The hand still waited.
“Water,” she said. She would relish a cold glass of water with cold crushed ice.
“Can’t do,” Rex said. “The water isn’t drinkable.”
“Goodness,” she said, and then, “You’re wrong.” She heard herself, took note of herself, feeling, then seeing the slatted day darken through a window, midday gone. The hour entered the bloodstream. Pure wrought iron. “I am here on a promise,” she said. “I am keeping my promise, true to my word. That’s all.”
With this, the hand withdrew itself.
Penny affected a nothing less than hangdog expression.
She, Ida, flinched. “Mr. Edward,” she said, her rather enfeebled, yet, of course, still deeply respected employer, of mutual acquaintance, she presumed, had sent her, insisted, in fact, that the matter was entirely utmost. She was loyal to a fault, she had to admit. She said, “He said you’d know.”
“I know. You have suffered a loss,” Rex said as he apparently followed and somehow invaded her gaze.

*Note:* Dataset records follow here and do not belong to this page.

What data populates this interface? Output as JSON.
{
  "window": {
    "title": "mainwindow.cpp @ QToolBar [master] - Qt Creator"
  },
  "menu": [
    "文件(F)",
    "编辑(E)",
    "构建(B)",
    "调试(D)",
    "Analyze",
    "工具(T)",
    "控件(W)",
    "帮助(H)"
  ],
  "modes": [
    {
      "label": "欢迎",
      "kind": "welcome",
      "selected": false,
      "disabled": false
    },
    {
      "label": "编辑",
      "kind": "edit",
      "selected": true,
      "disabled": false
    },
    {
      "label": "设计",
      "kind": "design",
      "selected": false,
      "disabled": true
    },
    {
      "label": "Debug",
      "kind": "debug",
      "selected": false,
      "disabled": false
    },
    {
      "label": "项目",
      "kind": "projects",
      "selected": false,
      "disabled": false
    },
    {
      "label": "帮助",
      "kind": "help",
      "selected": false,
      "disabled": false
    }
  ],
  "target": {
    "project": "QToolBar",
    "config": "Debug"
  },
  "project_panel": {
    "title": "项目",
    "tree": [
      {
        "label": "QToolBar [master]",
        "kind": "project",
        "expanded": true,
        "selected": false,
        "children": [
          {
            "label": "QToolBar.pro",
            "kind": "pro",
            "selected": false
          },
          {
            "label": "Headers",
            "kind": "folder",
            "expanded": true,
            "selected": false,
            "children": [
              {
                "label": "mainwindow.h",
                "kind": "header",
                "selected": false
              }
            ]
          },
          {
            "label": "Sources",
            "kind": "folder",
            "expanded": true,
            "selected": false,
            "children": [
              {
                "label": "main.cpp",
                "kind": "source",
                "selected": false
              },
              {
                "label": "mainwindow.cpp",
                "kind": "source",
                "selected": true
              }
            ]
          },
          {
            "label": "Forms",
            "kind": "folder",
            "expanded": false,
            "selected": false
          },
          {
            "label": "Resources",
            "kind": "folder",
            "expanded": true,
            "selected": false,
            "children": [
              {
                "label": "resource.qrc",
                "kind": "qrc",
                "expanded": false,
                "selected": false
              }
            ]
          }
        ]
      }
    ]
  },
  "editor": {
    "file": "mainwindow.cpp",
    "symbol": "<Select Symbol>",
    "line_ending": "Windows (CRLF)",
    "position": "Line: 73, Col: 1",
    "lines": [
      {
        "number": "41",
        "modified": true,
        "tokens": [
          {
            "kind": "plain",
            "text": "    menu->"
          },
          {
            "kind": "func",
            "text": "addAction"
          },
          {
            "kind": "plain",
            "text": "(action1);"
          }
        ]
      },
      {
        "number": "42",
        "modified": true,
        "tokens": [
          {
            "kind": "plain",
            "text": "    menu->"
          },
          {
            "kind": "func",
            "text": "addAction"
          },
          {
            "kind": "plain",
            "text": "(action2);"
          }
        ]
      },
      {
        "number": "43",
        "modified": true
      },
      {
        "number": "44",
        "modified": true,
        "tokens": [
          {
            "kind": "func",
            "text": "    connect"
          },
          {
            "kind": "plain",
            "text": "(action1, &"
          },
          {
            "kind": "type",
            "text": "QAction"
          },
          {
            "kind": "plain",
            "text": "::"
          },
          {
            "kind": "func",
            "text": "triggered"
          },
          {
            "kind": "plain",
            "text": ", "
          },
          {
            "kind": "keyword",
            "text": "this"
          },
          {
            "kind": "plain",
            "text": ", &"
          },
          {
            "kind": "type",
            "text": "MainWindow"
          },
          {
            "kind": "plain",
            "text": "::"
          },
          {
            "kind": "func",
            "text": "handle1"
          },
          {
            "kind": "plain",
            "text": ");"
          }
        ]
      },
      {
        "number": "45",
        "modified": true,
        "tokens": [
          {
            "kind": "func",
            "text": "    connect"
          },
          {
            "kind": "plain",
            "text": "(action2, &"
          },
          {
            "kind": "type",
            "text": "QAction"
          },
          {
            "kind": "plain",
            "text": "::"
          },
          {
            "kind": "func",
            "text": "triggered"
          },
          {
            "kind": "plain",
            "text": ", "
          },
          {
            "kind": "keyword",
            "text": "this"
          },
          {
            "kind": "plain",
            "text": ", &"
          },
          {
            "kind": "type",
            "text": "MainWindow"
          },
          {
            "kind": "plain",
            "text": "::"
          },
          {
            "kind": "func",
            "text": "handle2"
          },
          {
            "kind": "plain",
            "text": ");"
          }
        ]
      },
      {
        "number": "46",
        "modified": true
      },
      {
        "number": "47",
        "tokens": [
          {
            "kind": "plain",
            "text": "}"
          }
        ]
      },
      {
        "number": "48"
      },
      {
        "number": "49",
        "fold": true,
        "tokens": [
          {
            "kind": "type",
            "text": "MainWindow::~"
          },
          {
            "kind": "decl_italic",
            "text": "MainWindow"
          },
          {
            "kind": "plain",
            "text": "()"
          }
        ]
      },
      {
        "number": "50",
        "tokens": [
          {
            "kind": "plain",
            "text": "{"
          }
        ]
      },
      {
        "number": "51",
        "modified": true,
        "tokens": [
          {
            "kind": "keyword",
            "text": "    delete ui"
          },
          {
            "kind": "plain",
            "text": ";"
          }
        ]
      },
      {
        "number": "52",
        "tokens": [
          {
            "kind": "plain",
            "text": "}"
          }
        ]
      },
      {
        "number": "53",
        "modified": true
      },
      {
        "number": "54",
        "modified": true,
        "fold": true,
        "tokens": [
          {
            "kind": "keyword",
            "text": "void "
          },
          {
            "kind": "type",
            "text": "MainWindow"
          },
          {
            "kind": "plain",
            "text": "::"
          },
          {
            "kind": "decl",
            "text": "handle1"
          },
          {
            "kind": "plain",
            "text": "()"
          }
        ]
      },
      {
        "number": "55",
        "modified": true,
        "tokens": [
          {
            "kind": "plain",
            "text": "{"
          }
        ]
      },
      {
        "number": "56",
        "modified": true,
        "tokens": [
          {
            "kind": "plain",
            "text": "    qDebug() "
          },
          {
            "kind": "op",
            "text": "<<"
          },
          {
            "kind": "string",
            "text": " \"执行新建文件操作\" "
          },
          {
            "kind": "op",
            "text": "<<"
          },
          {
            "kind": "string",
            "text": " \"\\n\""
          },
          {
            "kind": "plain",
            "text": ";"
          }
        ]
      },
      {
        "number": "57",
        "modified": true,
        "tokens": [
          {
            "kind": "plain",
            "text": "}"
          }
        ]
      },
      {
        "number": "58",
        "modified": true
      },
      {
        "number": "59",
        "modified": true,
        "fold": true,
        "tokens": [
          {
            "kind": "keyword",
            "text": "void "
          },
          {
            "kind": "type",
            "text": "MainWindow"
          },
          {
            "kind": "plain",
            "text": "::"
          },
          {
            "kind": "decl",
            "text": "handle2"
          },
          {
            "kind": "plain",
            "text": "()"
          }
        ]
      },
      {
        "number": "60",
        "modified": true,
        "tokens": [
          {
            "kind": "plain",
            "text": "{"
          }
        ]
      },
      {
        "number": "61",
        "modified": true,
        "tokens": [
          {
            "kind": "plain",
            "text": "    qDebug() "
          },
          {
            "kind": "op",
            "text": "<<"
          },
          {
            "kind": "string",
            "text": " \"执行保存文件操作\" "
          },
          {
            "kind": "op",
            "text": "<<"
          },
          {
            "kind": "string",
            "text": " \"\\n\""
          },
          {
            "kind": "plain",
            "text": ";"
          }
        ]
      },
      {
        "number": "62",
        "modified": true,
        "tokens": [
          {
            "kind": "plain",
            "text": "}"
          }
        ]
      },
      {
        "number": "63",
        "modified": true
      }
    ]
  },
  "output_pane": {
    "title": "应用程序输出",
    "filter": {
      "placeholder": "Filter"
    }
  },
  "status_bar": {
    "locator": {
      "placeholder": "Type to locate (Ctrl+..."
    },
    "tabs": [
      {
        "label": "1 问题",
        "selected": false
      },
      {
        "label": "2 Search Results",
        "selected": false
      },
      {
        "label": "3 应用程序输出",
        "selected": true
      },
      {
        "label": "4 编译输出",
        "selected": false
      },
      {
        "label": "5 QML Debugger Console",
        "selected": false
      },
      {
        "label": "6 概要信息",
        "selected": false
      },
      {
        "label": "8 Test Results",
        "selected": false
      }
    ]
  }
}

It fell to the examining table. “Look at me,” he said. “Do you know your eyes are red?”
She touched her eyelids — one and the other, in an almost involuntary, foolish, she might have conceded, gesture, as if with the faith that a person could finger a redness there, could identify a color or shade through skin, as if the senses had been thoroughly denied their limitations. She fingered moisture. Dismayed, she tried again, confirmed it: Pink, at least, as if fear of the thing was the thing that had made it so. This and the man’s presumption. “The air,” she said. “The air,” and thought, dust — dust and worse. Motes, she thought, and here she was, a swollen-ankled woman with a compromised mien. She was hugging, even choking, her pocketbook; would that she were in it, inside it, she and her sundries, she and her necessities, she and her scrap. If only she were hidden in the bowels of the thing! But here she was, alone in a room with a need and the voice in her head; a man, of course, certainly, a man, of course, and rather less expectedly, rather more pointedly, a dog, a carrier, heaven knew of what, and she herself, Ida, with a delicate system, thirsty and worn, her forearms moist on poreless leather, pockmarked; the irritant spores — was it spores? — the word that inserted itself in her thoughts; it was a general invisible itch.
Rex smiled.
Just smiled yellowly, the gaps in abundance, while Penny continued to conspicuously breathe.
“What are you?” Ida said, attempting — she wouldn’t have argued, had anyone asked — in this way to regain herself. “Are you some kind of doctor? Some kind of medical doctor?”